HRUs are defined prior to rainfall–runoff modelling, and DECIPHeR consists of two key steps where (1) digital terrain analyses are performed to define the gauge network, set up the river network and routing, discretize the catchment into HRUs, and characterize the spatial variability and hydrologic connectivity in the landscape and (2) HRUs are run in the rainfall–runoff model to provide flow time series. These two steps are described in the following sections. More detailed descriptions of the input and output files, code workflows, and codes can be found in the user manual.

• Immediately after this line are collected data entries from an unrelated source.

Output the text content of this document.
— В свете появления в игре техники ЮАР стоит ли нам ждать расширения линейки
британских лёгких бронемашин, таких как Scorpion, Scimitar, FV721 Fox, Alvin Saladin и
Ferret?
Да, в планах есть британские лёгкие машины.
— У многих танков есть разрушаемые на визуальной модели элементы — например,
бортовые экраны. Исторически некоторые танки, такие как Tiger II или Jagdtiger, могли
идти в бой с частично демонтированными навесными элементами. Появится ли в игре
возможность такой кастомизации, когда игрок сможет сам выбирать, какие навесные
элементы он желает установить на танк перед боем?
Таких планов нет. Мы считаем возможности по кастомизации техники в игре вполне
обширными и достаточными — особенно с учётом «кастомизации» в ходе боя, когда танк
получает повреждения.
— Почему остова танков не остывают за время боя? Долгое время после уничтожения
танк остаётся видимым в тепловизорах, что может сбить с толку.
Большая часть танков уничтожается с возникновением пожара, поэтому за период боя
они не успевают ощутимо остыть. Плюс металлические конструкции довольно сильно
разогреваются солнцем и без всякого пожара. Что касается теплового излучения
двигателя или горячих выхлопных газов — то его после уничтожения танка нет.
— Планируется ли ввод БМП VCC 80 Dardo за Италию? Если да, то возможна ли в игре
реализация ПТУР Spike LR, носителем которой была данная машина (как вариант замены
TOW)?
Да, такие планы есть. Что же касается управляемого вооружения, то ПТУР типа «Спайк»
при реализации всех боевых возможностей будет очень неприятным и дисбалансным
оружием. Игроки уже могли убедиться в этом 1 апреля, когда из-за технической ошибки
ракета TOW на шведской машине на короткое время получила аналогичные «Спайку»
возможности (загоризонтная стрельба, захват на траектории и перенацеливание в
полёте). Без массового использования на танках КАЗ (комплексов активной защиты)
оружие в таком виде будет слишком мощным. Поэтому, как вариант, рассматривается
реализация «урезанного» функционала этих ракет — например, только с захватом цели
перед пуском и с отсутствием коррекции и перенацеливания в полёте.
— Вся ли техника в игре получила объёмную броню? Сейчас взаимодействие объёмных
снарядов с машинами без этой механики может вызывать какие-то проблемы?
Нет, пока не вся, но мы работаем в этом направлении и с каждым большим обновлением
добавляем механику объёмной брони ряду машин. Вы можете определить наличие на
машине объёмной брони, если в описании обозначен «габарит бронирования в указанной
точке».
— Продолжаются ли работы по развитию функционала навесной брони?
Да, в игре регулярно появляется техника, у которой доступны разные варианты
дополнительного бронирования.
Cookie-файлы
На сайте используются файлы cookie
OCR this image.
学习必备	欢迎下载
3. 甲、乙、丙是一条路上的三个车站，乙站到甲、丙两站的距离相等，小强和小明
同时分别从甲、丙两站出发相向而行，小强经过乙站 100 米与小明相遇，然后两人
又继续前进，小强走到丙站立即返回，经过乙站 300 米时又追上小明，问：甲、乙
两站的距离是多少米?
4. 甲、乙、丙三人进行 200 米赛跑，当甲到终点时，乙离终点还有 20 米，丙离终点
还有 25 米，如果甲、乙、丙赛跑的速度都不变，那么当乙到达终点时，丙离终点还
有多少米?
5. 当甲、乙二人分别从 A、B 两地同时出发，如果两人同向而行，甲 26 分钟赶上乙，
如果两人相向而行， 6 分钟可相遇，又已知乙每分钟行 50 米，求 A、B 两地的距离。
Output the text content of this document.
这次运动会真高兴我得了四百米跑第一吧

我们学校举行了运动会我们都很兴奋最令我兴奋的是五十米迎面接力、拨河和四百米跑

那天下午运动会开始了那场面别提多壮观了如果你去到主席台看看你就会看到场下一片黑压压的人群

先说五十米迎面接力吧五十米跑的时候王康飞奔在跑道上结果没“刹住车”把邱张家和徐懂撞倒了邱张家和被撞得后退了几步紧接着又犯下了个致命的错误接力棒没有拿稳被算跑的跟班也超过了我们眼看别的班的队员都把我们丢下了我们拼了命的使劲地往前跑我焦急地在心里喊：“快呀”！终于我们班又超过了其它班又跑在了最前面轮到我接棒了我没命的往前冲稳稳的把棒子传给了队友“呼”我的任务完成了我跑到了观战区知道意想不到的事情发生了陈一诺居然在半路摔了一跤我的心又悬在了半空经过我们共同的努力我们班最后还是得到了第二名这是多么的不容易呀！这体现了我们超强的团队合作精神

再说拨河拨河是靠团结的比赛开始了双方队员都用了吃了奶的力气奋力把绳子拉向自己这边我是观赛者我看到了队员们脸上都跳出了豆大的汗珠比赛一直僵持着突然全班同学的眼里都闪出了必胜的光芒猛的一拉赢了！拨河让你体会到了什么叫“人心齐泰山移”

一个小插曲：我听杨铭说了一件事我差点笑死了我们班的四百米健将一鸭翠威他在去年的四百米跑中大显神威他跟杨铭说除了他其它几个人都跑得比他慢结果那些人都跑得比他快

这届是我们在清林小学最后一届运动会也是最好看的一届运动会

2.2 Digital terrain analysis (DTA)
The DTA in DECIPHeR constructs the spatial topology of the model components to define hillslope and riverine elements. The DTA defines the spatial extent of every HRU based upon multiple attributes, quantifies the connectivity between these HRUs in the landscape, determines the river network and all downstream routing properties, and determines the extent to which and where simulated output variables (i.e. discharge) should be produced (including gauged or ungauged locations; see Fig. 1).
2.2.1 Data prerequisites
The minimum data requirement to run the DTA is a digital elevation model (DEM) and XY locations where flow time series are needed on the river network. The DEM must contain no sinks or flat areas to ensure that the river network and catchments can be properly delineated, as is common in digital terrain analyses. This means that any real inland sinks (such as lakes) will be filled. Accounting for these features in the modelling framework will be a focus for future model development.
Additional data can also be incorporated depending on data availability and modelling objectives. A river network can be supplied if the user wishes to specify headwater cells from a predefined river network, and reference catchment areas and masks can be used to identify the best station location on the river network. Depending on user requirements, topographic, land use, geology, soils, and anthropogenic and climate attributes can be supplied to define the spatial topology and thus differences in model inputs, structure and parameterization.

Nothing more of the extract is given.